Meu disco de cabeceira era Under a Blood Red Sky, o mini LP de oito faixas e pouco mais de 30 minutos. Até hoje tenho duas cópias em vinil guardadas, e bem gastas, posso garantir.

O disco começa com “Gloria”, uma música de fortes ligações religiosas. Me lembro do clip dessa música, com a banda tocando em uma balsa, no meio de um rio, em Dublin.

A segunda canção é “11 O’Clock Tick Tock”, uma música dos primórdios do U2 e que nunca saiu em disco de estúdio, só em compactos, ainda pela CBS irlandesa, quando eram conhecidos como U-2.

A terceira canção é a enérgica “I Will Follow”, que Bono conta que se lembra de sua mãe, pois é uma canção sobre morte. Ele a perdeu na adolescência. Uma das canções mais fortes do grupo e tocada até hoje.
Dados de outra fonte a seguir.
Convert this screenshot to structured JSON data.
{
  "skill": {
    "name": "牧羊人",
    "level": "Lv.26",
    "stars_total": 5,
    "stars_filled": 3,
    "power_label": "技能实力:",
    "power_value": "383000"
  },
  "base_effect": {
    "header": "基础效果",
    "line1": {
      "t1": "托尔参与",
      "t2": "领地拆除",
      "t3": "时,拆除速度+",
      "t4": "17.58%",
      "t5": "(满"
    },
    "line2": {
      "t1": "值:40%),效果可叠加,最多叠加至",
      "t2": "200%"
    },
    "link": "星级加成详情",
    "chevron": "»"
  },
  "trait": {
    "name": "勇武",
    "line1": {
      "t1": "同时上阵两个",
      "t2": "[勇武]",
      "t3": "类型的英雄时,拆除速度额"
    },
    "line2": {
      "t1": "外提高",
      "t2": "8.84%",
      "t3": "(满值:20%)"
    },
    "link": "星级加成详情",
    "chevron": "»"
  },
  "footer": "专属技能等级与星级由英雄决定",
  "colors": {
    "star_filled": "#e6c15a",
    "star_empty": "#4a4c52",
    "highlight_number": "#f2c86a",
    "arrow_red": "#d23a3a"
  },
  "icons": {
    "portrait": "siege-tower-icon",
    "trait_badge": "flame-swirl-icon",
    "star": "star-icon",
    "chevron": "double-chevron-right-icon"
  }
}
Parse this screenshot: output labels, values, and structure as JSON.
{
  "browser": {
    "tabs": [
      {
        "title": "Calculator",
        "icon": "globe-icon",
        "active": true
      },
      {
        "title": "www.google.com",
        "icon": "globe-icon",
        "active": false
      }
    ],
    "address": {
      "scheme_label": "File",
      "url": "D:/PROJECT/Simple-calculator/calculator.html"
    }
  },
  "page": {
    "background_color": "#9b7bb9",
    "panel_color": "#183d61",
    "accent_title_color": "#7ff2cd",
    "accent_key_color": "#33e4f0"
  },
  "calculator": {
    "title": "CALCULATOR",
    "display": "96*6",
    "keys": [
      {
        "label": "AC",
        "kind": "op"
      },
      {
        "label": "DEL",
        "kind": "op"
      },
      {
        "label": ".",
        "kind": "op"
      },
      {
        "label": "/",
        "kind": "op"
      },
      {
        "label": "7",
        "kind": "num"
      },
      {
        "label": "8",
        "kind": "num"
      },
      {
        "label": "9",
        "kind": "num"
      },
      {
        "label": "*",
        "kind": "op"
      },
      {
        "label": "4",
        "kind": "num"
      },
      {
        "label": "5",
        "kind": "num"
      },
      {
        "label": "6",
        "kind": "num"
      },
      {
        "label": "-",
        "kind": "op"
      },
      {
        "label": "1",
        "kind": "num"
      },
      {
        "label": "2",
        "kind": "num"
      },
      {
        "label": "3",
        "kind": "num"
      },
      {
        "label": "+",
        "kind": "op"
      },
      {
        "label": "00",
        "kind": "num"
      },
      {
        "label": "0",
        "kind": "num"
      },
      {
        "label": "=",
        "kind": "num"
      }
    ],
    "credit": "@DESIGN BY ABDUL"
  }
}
Outra canção inédita em vinil, disponível apenas em compacto, é “Party Girl”. Conta a estória de uma festa de garotos, e clima que The Edge coloca apenas no violão acústico é maravilhoso. Não é à toa que no meio da canção, Bono grita, “Guitar hero!” O herói da guitarra era Edge, de quem Bono é o maior fã confesso.

O lado B abre com o clássico absoluto, “Sunday Bloody Sunday”. Se na versão de estúdio de War, a canção era lenta, aqui ganha um punch incrível e excita as pessoas a um nível absurdo. No meio da canção, Bono sempre empunhava uma bandeira branca e berrava No More! (pedia não mais guerras).

Mal saiu da energia de Sunday, o ouvinte já é puxado para “The Electric Co.” uma composição de Boy, primeiro LP do grupo. O final da música com Edge ensandecido é maravilhoso. Vale lembrar que Adam Clayton no baixo e Larry Mullen na bateria seguram todas e não deixam o clima abaixar um segundo sequer.

“New Year’s Day” é a prova das qualidades de Edge, que fica entre o piano e a guitarra. A letra, uma homenagem ao sindicato Solidariedade, da Polônia, ajuda muito a animar o espetáculo.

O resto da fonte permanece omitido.